面前的這個人,他卻並不認識。那人三縷長鬚,面目清矍,正是醫不得。
“好了,醒過來了。”醫不得將那銀針拭擦乾淨,收了起來,“抓藥去吧。”
“他這肩……”是陌離的聲音。
“能保命就不錯了!”醫不得回答得輕描淡寫,“胳膊是沒用了。遇到那麼厲害的陣法,已算是運氣。去腐生肌的藥丸此後不能停,否則會擴散至心肺,那便沒得救了。切記!”
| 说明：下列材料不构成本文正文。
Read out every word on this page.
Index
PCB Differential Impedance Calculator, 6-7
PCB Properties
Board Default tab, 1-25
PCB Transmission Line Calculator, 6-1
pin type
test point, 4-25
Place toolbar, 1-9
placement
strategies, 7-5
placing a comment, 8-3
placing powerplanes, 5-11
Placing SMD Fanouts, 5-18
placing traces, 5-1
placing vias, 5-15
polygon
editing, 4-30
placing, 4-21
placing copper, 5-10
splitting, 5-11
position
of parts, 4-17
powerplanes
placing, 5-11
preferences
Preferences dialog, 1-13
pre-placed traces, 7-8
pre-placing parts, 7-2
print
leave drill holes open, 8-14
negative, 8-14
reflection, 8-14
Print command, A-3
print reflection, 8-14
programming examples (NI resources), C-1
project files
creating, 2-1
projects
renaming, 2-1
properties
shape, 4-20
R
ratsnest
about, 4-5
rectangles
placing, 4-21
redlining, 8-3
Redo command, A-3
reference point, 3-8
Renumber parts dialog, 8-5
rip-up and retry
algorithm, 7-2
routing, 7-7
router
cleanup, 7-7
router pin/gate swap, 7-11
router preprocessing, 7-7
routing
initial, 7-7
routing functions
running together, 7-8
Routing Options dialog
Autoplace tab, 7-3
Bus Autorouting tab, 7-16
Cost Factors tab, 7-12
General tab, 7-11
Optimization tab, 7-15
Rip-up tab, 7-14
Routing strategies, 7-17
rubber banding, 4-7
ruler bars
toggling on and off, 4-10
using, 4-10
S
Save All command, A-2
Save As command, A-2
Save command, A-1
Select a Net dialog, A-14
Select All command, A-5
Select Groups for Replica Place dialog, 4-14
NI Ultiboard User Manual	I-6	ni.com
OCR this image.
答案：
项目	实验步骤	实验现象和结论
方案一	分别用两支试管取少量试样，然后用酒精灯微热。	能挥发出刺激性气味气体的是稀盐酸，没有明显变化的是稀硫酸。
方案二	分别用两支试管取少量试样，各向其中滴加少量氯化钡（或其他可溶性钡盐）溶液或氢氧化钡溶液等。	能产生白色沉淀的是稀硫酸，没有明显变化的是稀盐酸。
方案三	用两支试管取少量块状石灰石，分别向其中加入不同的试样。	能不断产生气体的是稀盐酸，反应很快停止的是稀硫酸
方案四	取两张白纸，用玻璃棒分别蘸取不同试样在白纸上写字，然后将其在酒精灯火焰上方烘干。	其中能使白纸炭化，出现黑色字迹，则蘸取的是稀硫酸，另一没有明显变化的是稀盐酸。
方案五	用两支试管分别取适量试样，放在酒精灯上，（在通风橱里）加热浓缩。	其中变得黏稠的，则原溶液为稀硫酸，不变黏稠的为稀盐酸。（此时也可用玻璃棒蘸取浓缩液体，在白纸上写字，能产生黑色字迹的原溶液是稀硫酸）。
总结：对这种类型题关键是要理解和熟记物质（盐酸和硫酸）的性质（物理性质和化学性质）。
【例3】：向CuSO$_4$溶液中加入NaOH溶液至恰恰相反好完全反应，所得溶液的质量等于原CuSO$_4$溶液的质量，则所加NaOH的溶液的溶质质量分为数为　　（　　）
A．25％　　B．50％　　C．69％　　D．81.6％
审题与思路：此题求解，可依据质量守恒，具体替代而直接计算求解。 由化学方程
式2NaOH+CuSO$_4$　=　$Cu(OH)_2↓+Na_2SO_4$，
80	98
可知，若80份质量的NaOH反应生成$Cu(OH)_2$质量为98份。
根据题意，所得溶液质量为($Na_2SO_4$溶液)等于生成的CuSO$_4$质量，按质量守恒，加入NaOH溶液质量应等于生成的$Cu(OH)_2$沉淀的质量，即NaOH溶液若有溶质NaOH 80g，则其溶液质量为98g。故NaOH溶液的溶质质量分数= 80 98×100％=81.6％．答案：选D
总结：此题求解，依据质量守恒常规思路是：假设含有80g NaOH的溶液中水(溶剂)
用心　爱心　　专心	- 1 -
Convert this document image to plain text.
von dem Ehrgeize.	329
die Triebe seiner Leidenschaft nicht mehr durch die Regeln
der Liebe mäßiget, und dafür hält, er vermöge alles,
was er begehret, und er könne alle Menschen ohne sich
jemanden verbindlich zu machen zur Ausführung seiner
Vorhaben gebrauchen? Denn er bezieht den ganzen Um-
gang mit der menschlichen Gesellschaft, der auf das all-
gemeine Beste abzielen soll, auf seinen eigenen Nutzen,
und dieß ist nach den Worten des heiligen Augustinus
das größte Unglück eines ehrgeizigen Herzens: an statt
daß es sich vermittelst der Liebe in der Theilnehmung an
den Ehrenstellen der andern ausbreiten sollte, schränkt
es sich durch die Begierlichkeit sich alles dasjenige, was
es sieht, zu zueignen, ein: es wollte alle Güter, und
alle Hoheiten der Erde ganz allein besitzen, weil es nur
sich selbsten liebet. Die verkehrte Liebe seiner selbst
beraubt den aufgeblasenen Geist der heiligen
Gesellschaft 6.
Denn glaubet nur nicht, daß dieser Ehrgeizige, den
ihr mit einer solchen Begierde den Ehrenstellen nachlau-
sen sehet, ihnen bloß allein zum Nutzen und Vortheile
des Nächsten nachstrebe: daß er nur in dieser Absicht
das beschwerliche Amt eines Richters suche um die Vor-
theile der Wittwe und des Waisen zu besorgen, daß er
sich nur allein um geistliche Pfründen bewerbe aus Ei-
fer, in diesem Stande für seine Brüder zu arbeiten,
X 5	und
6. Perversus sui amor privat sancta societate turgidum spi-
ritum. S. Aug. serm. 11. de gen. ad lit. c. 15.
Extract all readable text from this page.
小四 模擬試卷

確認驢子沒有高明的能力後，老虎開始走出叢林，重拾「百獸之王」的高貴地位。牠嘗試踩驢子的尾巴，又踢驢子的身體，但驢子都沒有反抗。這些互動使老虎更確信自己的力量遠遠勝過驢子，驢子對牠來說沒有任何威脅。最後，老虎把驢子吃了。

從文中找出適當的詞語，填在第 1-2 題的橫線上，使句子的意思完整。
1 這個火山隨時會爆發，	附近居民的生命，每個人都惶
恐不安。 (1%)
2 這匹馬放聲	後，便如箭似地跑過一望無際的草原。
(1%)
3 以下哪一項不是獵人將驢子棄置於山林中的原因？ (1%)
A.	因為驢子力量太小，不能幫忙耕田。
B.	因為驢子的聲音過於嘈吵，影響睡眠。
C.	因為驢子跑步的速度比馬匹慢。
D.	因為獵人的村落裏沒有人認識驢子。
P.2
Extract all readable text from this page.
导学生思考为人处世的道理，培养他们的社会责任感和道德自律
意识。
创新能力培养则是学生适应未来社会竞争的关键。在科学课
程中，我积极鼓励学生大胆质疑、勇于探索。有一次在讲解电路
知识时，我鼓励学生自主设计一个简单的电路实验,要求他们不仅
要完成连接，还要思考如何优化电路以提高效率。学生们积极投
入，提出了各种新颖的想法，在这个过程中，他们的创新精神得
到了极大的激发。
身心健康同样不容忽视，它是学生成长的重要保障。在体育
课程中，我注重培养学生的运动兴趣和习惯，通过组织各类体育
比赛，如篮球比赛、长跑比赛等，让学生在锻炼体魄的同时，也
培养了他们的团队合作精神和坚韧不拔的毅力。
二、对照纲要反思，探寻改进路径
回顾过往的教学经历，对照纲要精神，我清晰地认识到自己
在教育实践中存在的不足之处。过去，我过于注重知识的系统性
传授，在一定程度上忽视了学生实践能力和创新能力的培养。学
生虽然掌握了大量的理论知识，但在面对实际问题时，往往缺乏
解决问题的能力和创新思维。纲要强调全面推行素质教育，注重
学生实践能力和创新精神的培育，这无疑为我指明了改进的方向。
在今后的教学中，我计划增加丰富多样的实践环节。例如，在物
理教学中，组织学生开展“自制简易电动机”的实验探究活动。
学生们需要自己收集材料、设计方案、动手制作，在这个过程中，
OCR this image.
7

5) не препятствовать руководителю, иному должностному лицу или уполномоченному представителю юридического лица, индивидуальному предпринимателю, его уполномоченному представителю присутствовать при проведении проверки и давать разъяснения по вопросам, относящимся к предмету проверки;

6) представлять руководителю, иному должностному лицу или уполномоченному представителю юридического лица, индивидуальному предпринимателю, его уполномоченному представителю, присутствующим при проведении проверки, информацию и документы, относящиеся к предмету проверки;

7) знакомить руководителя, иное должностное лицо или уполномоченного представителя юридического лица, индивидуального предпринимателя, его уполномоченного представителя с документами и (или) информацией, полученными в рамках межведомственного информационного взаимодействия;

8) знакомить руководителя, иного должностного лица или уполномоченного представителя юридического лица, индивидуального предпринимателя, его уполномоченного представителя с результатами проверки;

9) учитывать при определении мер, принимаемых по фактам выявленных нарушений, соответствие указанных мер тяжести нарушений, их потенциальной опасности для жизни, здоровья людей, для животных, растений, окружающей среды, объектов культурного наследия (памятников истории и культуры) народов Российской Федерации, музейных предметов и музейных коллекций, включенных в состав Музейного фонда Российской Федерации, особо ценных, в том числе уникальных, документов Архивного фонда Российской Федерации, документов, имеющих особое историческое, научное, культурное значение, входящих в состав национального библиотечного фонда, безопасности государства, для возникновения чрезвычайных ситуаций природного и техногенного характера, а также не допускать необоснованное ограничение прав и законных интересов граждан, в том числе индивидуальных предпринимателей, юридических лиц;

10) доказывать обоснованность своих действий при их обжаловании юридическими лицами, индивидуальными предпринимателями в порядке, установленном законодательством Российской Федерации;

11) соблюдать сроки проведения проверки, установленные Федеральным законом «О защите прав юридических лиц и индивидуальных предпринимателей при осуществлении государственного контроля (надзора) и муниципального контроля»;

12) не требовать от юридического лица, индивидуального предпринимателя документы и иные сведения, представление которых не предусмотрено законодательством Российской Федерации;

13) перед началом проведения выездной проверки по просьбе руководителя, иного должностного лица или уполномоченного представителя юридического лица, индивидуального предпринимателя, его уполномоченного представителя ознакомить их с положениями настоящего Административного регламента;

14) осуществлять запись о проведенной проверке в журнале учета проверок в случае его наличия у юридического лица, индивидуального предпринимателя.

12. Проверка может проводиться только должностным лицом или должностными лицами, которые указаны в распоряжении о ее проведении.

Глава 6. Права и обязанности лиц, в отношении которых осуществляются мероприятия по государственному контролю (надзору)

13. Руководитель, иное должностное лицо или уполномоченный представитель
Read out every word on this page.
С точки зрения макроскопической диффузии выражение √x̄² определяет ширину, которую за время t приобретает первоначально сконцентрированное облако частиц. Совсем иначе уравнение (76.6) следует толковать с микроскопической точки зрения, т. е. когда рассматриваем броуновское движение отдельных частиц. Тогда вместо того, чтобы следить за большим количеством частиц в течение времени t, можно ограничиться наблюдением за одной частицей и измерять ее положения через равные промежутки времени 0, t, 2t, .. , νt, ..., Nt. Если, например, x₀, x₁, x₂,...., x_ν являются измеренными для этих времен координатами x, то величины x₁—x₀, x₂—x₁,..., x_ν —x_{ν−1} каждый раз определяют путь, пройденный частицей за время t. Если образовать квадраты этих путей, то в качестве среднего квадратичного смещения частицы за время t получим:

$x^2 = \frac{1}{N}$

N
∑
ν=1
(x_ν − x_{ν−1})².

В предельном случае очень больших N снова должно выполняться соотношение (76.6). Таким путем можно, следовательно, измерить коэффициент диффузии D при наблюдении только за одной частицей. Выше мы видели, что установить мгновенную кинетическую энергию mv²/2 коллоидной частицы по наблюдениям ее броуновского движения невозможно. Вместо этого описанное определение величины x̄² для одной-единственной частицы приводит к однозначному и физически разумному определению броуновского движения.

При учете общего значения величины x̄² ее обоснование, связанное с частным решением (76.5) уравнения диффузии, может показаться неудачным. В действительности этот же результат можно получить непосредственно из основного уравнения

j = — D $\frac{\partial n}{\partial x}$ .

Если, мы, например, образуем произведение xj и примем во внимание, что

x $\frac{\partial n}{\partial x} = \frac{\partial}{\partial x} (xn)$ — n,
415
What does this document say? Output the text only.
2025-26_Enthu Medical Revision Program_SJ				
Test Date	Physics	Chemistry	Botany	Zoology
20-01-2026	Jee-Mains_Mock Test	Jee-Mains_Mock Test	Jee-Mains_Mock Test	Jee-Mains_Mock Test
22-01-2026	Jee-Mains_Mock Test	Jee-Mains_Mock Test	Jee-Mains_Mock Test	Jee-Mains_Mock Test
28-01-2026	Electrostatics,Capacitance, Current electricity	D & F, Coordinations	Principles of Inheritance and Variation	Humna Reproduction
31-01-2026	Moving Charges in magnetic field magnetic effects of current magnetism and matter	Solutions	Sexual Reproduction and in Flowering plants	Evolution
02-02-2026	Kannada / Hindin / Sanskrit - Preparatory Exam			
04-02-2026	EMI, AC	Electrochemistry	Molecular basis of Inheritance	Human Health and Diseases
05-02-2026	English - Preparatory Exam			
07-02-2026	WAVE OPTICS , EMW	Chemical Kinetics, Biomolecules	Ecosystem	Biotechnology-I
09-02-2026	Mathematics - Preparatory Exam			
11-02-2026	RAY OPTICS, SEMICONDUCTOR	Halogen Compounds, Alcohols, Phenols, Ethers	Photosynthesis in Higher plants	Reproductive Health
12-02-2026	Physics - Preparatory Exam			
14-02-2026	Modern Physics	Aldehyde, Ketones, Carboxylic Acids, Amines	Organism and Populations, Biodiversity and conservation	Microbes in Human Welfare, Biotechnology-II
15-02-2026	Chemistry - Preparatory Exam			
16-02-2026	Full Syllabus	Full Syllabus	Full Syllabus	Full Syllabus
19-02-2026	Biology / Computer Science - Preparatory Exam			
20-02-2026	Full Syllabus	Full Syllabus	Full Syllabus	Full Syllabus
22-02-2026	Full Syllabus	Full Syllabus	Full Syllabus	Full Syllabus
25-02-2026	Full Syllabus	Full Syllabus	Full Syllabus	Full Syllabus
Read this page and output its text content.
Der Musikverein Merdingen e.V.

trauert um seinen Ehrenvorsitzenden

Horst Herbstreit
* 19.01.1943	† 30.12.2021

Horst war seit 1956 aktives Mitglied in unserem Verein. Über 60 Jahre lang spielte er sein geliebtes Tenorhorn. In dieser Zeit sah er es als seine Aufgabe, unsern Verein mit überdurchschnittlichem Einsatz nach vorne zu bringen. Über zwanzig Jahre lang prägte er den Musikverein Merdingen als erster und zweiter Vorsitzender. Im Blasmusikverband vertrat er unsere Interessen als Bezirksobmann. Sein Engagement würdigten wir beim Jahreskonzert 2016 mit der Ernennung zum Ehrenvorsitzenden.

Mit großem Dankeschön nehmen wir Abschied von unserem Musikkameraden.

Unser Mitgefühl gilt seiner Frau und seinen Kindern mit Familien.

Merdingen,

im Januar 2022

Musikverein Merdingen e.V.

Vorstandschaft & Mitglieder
臨走,那醫不得竟又折了回來,甩下一句:“老陌,這單便算在那‘清歌’一起,買一送一,你不虧吧?”
陌離來至於問問牀前:“於兄弟,你醒了?這番卻是連累你了!”
言語之中滿是歉疚。
於問問動動身子,全身麻癢,只左肩以下反失了知覺。
“我如何在這裡?我記得自己是暈倒在那孟諸澤畔了。”
“那日我們在城中見到那人,便知你定會去他藏身處探察。我們不放心,尋了小船去那澤畔接應。他們往小酒肆方向去,我卻徑直來至你暈倒那處。只因我對那別業甚是熟悉,此前也曾操過這條近道,竟真見到了你。”
不曾想竟是陌離救了自己,於問問掙扎起來,連聲道謝:“陌大哥,多謝相救。”
陌離一把將他扶住:“誒,自家兄弟,休要客氣。只是你這胳膊……哎。”
於問問看看左臂,被縛得嚴嚴實實。
“我記得當時那陣已破,誰知卻突然反噬,竟差點要了我的性命……對了,那別業可還有師兄弟蹲守?”
陌離搖搖頭:“那別業兇險,恐再出意外,已將蹲守之人全部撤回。衆師兄弟擔心你的安危,這幾日皆在此處輪流陪伴。”
於問問心頭閃過一絲不安,卻安慰陌離:“無礙——我竟已昏迷數日?”
陌離點點頭,想起醫不得囑咐:“於兄弟,我趕緊抓藥去。你好生歇息,其餘事情,待你痊癒慢慢再說。”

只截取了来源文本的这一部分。